Мария недоуменно воззрилась на меня.
— Нет, конечно.
— Почему «конечно»? Мафия всегда стремится в политику.
Она улыбнулась — светло так…
— Ты не знал моего отца… Папа в душе оставался простым крестьянином, его тянуло к простым людям, он любил помогать людям, а не финансировать политические компании. Кстати, Дон Алехандро во многом отвечал в картеле за легальный бизнес и за подкуп политиков. Хотя свои деньги, конечно отмывал каждый сам.
— Вот они его и убили. Наняли Ларедо, он и убил твоего отца.
— Но за что?
— За что… Видимо, твой отец знал о том, что произойдет. Может быть, не все. Но что-то знал. Знал и про Кубу и про Майами. Возможно, он даже стал угрожать, что помешает им. Тогда они ликвидировали его, нанесли удар первыми. Ты когда-нибудь слышала про вторую Реконкисту?
— Этот бред? Этим занимается тот, кому нечего делать.
— Не скажи. Если ты общаешься с политиками — то рано или поздно сам становишься политиком, кем бы ты ни был до этого. Похоже, кубинцы искали союзников, и нашли их в лице наркомафии. Твой отец был против — они его убили…
Я встал на ноги
— Дай-ка…
Я бегло просмотрел газеты, складывая картинку. Мексика. Что мы сделали в Мексике? Мы убрали главарей… но остались исполнители. Много хорошо вооруженных исполнителей без единого командования. Дальше с ними должна была разобраться полиция, армия, местные спецслужбы… отруби голову змее и она перестанет быть опасной. Но если кто-то знал про операцию… или просто имела место дичайшее совпадение?
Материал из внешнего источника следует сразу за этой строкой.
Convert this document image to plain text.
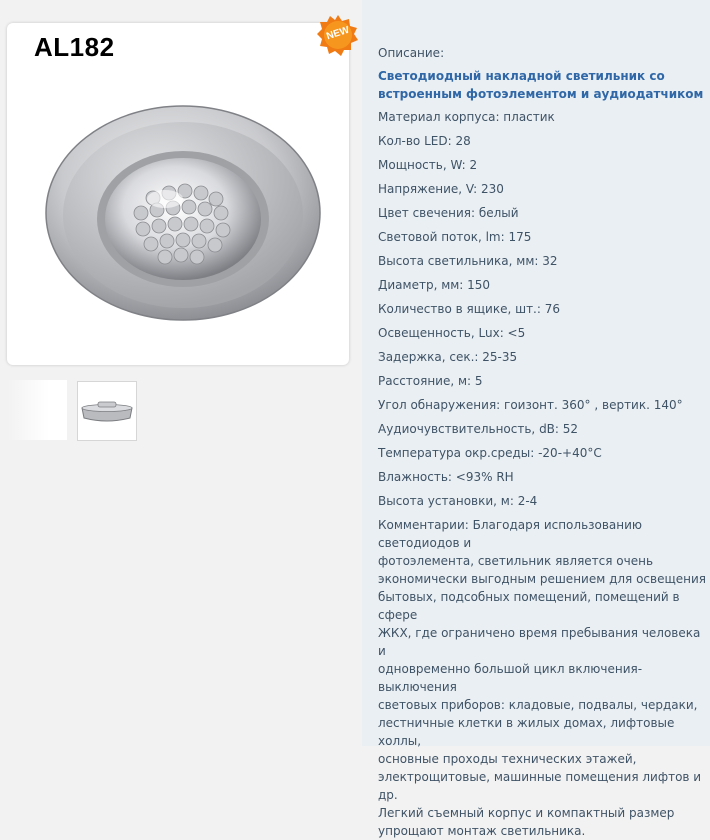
AL182	NEW
Описание:
Светодиодный накладной светильник со
встроенным фотоэлементом и аудиодатчиком
Материал корпуса: пластик
Кол-во LED: 28
Мощность, W: 2
Напряжение, V: 230
Цвет свечения: белый
Световой поток, lm: 175
Высота светильника, мм: 32
Диаметр, мм: 150
Количество в ящике, шт.: 76
Освещенность, Lux: <5
Задержка, сек.: 25-35
Расстояние, м: 5
Угол обнаружения: гоизонт. 360° , вертик. 140°
Аудиочувствительность, dB: 52
Температура окр.среды: -20-+40°С
Влажность: <93% RH
Высота установки, м: 2-4
Комментарии: Благодаря использованию светодиодов и
фотоэлемента, светильник является очень
экономически выгодным решением для освещения
бытовых, подсобных помещений, помещений в сфере
ЖКХ, где ограничено время пребывания человека и
одновременно большой цикл включения-выключения
световых приборов: кладовые, подвалы, чердаки,
лестничные клетки в жилых домах, лифтовые холлы,
основные проходы технических этажей,
электрощитовые, машинные помещения лифтов и др.
Легкий съемный корпус и компактный размер
упрощают монтаж светильника.
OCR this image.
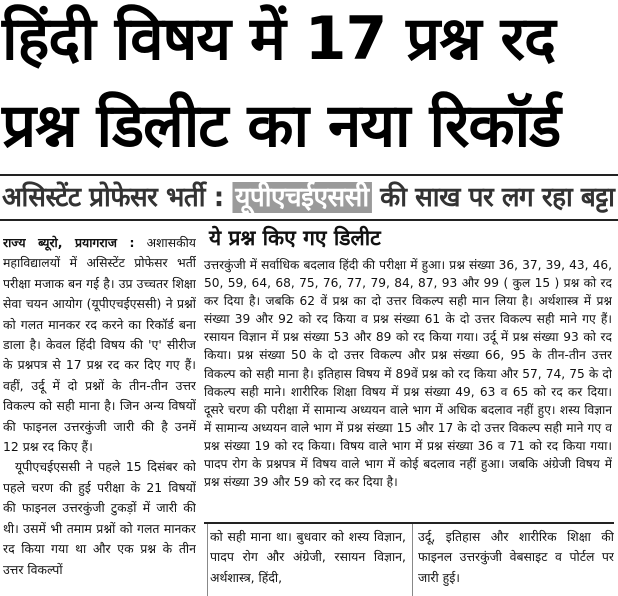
हिंदी विषय में 17 प्रश्न रद
प्रश्न डिलीट का नया रिकॉर्ड
असिस्टेंट प्रोफेसर भर्ती : यूपीएचईएससी की साख पर लग रहा बट्टा

राज्य ब्यूरो, प्रयागराज : अशासकीय महाविद्यालयों में असिस्टेंट प्रोफेसर भर्ती परीक्षा मजाक बन गई है। उप्र उच्चतर शिक्षा सेवा चयन आयोग (यूपीएचईएससी) ने प्रश्नों को गलत मानकर रद करने का रिकॉर्ड बना डाला है। केवल हिंदी विषय की 'ए' सीरीज के प्रश्नपत्र से 17 प्रश्न रद कर दिए गए हैं। वहीं, उर्दू में दो प्रश्नों के तीन-तीन उत्तर विकल्प को सही माना है। जिन अन्य विषयों की फाइनल उत्तरकुंजी जारी की है उनमें 12 प्रश्न रद किए हैं।

यूपीएचईएससी ने पहले 15 दिसंबर को पहले चरण की हुई परीक्षा के 21 विषयों की फाइनल उत्तरकुंजी टुकड़ों में जारी की थी। उसमें भी तमाम प्रश्नों को गलत मानकर रद किया गया था और एक प्रश्न के तीन उत्तर विकल्पों

ये प्रश्न किए गए डिलीट
उत्तरकुंजी में सर्वाधिक बदलाव हिंदी की परीक्षा में हुआ। प्रश्न संख्या 36, 37, 39, 43, 46, 50, 59, 64, 68, 75, 76, 77, 79, 84, 87, 93 और 99 ( कुल 15 ) प्रश्न को रद कर दिया है। जबकि 62 वें प्रश्न का दो उत्तर विकल्प सही मान लिया है। अर्थशास्त्र में प्रश्न संख्या 39 और 92 को रद किया व प्रश्न संख्या 61 के दो उत्तर विकल्प सही माने गए हैं। रसायन विज्ञान में प्रश्न संख्या 53 और 89 को रद किया गया। उर्दू में प्रश्न संख्या 93 को रद किया। प्रश्न संख्या 50 के दो उत्तर विकल्प और प्रश्न संख्या 66, 95 के तीन-तीन उत्तर विकल्प को सही माना है। इतिहास विषय में 89वें प्रश्न को रद किया और 57, 74, 75 के दो विकल्प सही माने। शारीरिक शिक्षा विषय में प्रश्न संख्या 49, 63 व 65 को रद कर दिया। दूसरे चरण की परीक्षा में सामान्य अध्ययन वाले भाग में अधिक बदलाव नहीं हुए। शस्य विज्ञान में सामान्य अध्ययन वाले भाग में प्रश्न संख्या 15 और 17 के दो उत्तर विकल्प सही माने गए व प्रश्न संख्या 19 को रद किया। विषय वाले भाग में प्रश्न संख्या 36 व 71 को रद किया गया। पादप रोग के प्रश्नपत्र में विषय वाले भाग में कोई बदलाव नहीं हुआ। जबकि अंग्रेजी विषय में प्रश्न संख्या 39 और 59 को रद कर दिया है।
को सही माना था। बुधवार को शस्य विज्ञान, पादप रोग और अंग्रेजी, रसायन विज्ञान, अर्थशास्त्र, हिंदी,
उर्दू, इतिहास और शारीरिक शिक्षा की फाइनल उत्तरकुंजी वेबसाइट व पोर्टल पर जारी हुई।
Да не может быть таких совпадений… и все же…
Если мы убрали главарей, но остались исполнители… и в этот момент рухнуло государство…мы создали плацдарм…для…
Революции!
Черт возьми, революции! Мы забыли, что революция может быть и не исламской. Мы забыли это в наших играх последнего времени!
— Твою мать… — потерянно сказал я
— Он там?
— Да…
Ни говоря лишних слов, мы направились к входу в лабиринт.
Лабиринт…
Для того, чтобы понять, что такое лабиринт, как он появился и зачем, следовало бы вспомнить семидесятые годы. Годы скорби и поражения. Годы осознания, оскорблений, обид и поражений. Наша армия, армия самой сильной в мире державы вынуждена была эвакуироваться из Юго-Восточной Азии. Она не потерпела ни единого поражения, эта армия — даже знаменитое «наступление Тет» окончилось для вьетнамцев поражением и гибелью большинства членов подполья, до этого внедрявшегося в Южный Вьетнам годами. Но одержанных побед оказалось недостаточно. Постепенно приходило осознание, что американские солдаты в этой стране гибнут за совершенно призрачные, никому не нужные цели — такие например, как сооружение в девятый раз моста через реку Го-Нон, который будет в десятый раз взорван еще до следующего рассвета, что эту войну не выиграть, что вода рано или поздно подточит камень, что надо просто уйти. Дед много раз рассказывал мне про ту войну, я видел ее словно своими глазами — рытвины на дорогах, заполненные жидкой черной грязью, джунгли, плюющиеся смертью, липкий ужас деревень, садизм южновьетнамских дознавателей, умевших пытать человека тысячью разных способов, вонь сжигаемого в бочках из под солярки дерьма, сбивчивый лепет чухоев [чухой — предатель. По-вьетнамски «чу хой» означает «я сдаюсь»]. А дома, когда наши солдаты возвращались из этого ада — живым не вернулся ни один, даже тот кто вернулся живым был мертв изнутри — их ждали насмешки, грязь, оскорбления, плевки в спину, а порой и в лицо. Тогда мы не только проиграли военную кампанию — мы чуть не потеряли страну.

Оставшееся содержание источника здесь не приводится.